Tipp: Eine optimale Beleuchtung empfiehlt sich übrigens auch, wenn das Öl an der Maschine wieder aufgeführt werden soll. Das geschieht am besten bei trockenem Wetter unter einem Dach an der Luft. Lässt es sich nicht vermeiden, ist das Auffüllen auch in der Garage möglich. Allerdings sollten hier keine offenen Flammen (beispielsweise eine Kerze) in der Nähe sein, da es durch die Ausdünstungen zu Verpuffungen kommen kann.

 

Optimale Maschinenpflege: So oft sollte der Ölstand überprüft werden

Die meisten Hersteller empfehlen einen Ölwechsel alle 3.000 bis 6.000 Kilometer oder alle 6 Monate. Wer seine Maschine in besonders anspruchsvollem Klima (beispielsweise heiße, Temperaturen) fährt, sollte regelmäßig nach seinem Öl schauen und auch den Wechsel öfter in Betracht ziehen.

Um einen Ölverlust frühzeitig zu bemerken, ist der regelmäßige Blick auf die Ölstandsanzeige unabdingbar. Wird das Motorrad oft auf längeren Strecken gefahren, ist eine Kontrolle des Ölstandes nach ca. 1.000 Kilometer empfehlenswert. Wird eine verminderte Zustandsmenge in der Kontrollanzeige ersichtlich, sollte die Maschine sofort bei der nächstmöglichen Gelegenheit angehalten und der Ölstand überprüft werden. Zeigt sich hierbei, dass tatsächlich eine reduzierte Menge im Tank ist, hilft das Auffüllen bis zum nächsten Ölwechsel.

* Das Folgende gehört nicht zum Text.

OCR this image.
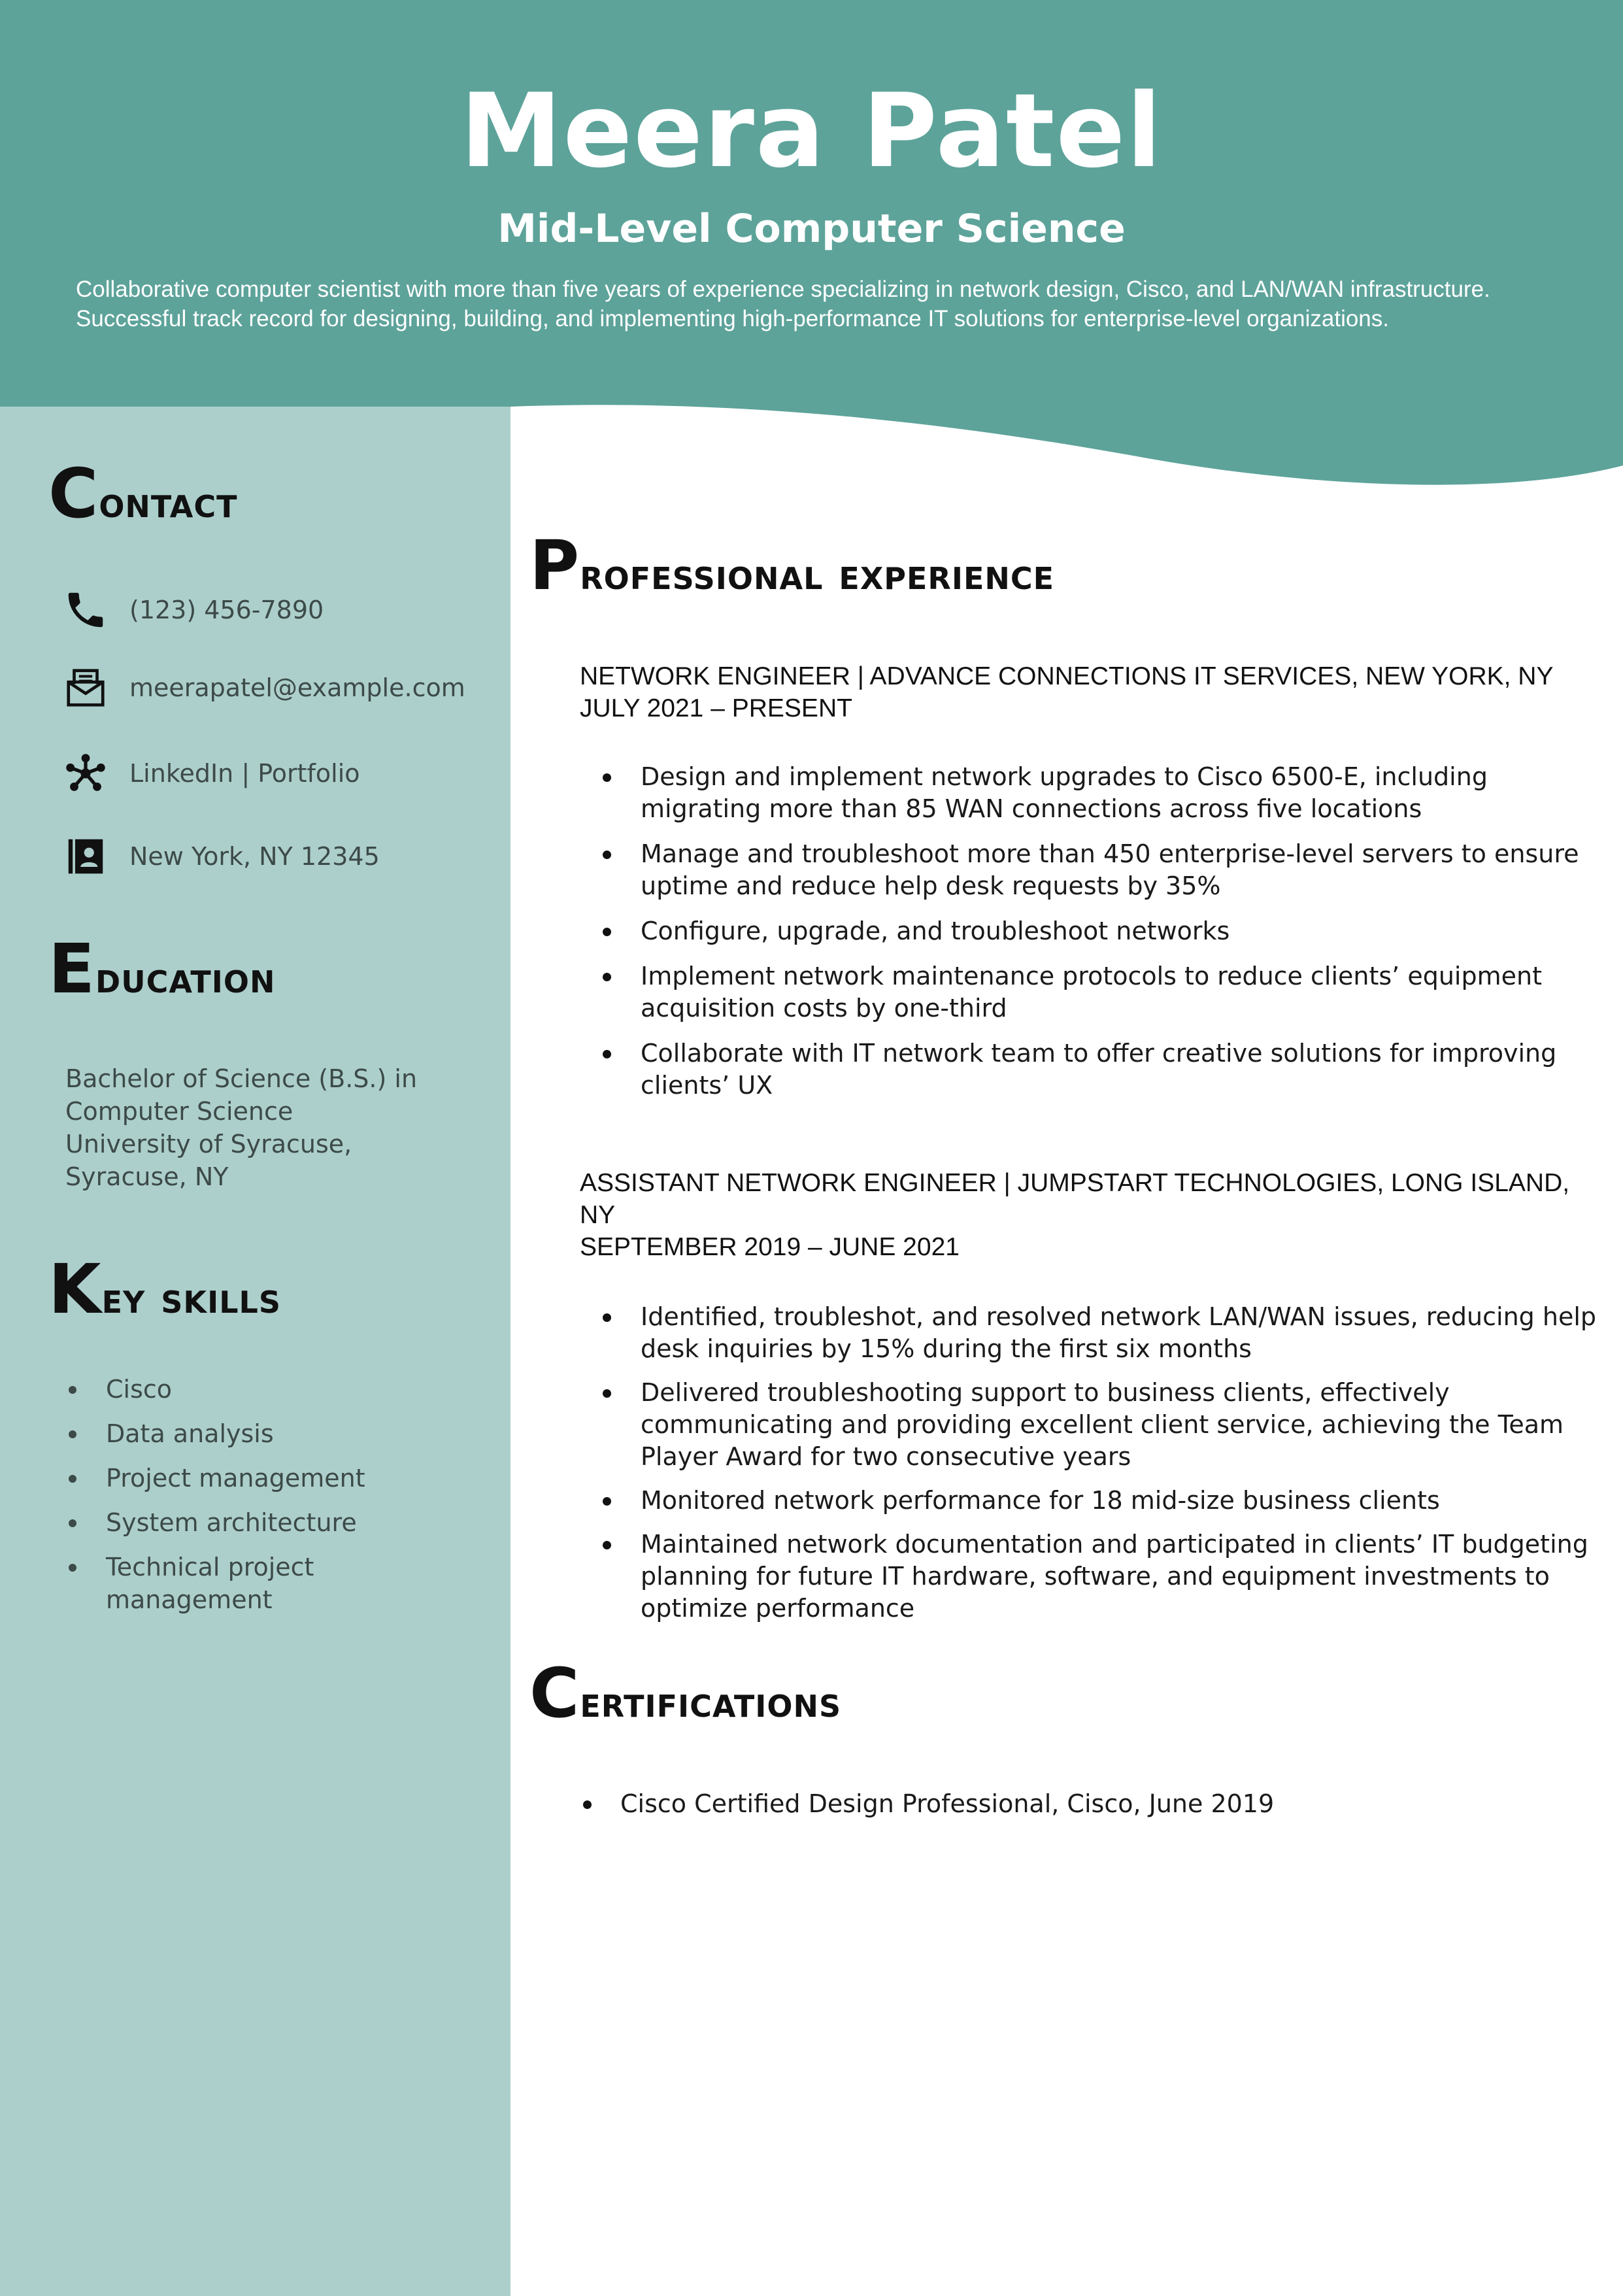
Meera Patel
Mid-Level Computer Science
Collaborative computer scientist with more than five years of experience specializing in network design, Cisco, and LAN/WAN infrastructure. Successful track record for designing, building, and implementing high-performance IT solutions for enterprise-level organizations.
Contact
(123) 456-7890
meerapatel@example.com
LinkedIn | Portfolio
New York, NY 12345
Education
Bachelor of Science (B.S.) in
Computer Science
University of Syracuse,
Syracuse, NY
Key skills
Cisco
Data analysis
Project management
System architecture
Technical project management
Professional experience
NETWORK ENGINEER | ADVANCE CONNECTIONS IT SERVICES, NEW YORK, NY
JULY 2021 – PRESENT
Design and implement network upgrades to Cisco 6500-E, including migrating more than 85 WAN connections across five locations
Manage and troubleshoot more than 450 enterprise-level servers to ensure uptime and reduce help desk requests by 35%
Configure, upgrade, and troubleshoot networks
Implement network maintenance protocols to reduce clients’ equipment acquisition costs by one-third
Collaborate with IT network team to offer creative solutions for improving clients’ UX
ASSISTANT NETWORK ENGINEER | JUMPSTART TECHNOLOGIES, LONG ISLAND, NY
SEPTEMBER 2019 – JUNE 2021
Identified, troubleshot, and resolved network LAN/WAN issues, reducing help desk inquiries by 15% during the first six months
Delivered troubleshooting support to business clients, effectively communicating and providing excellent client service, achieving the Team Player Award for two consecutive years
Monitored network performance for 18 mid-size business clients
Maintained network documentation and participated in clients’ IT budgeting planning for future IT hardware, software, and equipment investments to optimize performance
Certifications
Cisco Certified Design Professional, Cisco, June 2019
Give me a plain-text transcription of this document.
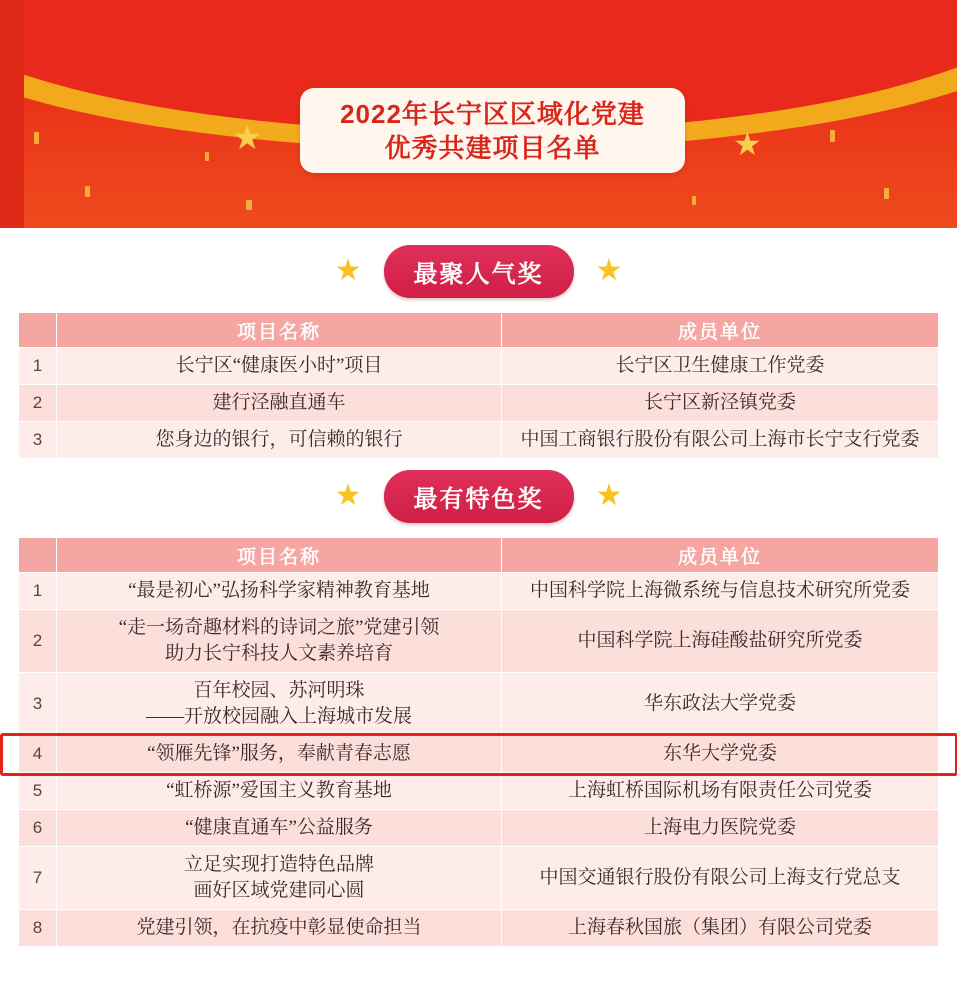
★	★
2022年长宁区区域化党建
优秀共建项目名单
★	最聚人气奖	★
	项目名称	成员单位
1	长宁区“健康医小时”项目	长宁区卫生健康工作党委

2	建行泾融直通车	长宁区新泾镇党委

3	您身边的银行，可信赖的银行	中国工商银行股份有限公司上海市长宁支行党委
★	最有特色奖	★
	项目名称	成员单位
1	“最是初心”弘扬科学家精神教育基地	中国科学院上海微系统与信息技术研究所党委

2	“走一场奇趣材料的诗词之旅”党建引领
助力长宁科技人文素养培育	中国科学院上海硅酸盐研究所党委

3	百年校园、苏河明珠
——开放校园融入上海城市发展	华东政法大学党委

4	“领雁先锋”服务，奉献青春志愿	东华大学党委

5	“虹桥源”爱国主义教育基地	上海虹桥国际机场有限责任公司党委

6	“健康直通车”公益服务	上海电力医院党委

7	立足实现打造特色品牌
画好区域党建同心圆	中国交通银行股份有限公司上海支行党总支

8	党建引领，在抗疫中彰显使命担当	上海春秋国旅（集团）有限公司党委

Auch am Fahrverhalten der Maschine lässt sich oft erkennen, ob der Ölstand womöglich zu niedrig ist. Eine Vibration während des Fahrens oder eine schwache Leistung können auf zu wenig Öl im Tank hindeuten.

 

Öl im Motorrad richtig auffüllen

Wurde der festgestellt, kann die fehlende Menge bis zum nächsten vollständigen Wechsel nachgefüllt werden. Wichtig hierbei ist die richtige Temperatur der Flüssigkeit im Tank. Wurde die Maschine bis gerade eben noch auf einer längeren Strecke bewegt, sollte sie erst einmal ein paar Minuten Ruhe und Abkühlung erhalten. So wird sichergestellt, dass das erhitzte Öl im Tankinneren nicht beim Auffüllen herausspritzt.

Damit die schwierige Flüssigkeit nicht auf dem Äußeren der Maschine landet, ist eine Einfüllhilfe in Form eines Trichters empfehlenswert. Nichts geht daneben und auch der letzte Tropfen aus der Flasche kann benutzt werden. Hierfür wird die sie einfach steil nach oben gestellt und kurz (ca. 1 Minute) gehalten, sodass das Öl vollständig in den Tank kann.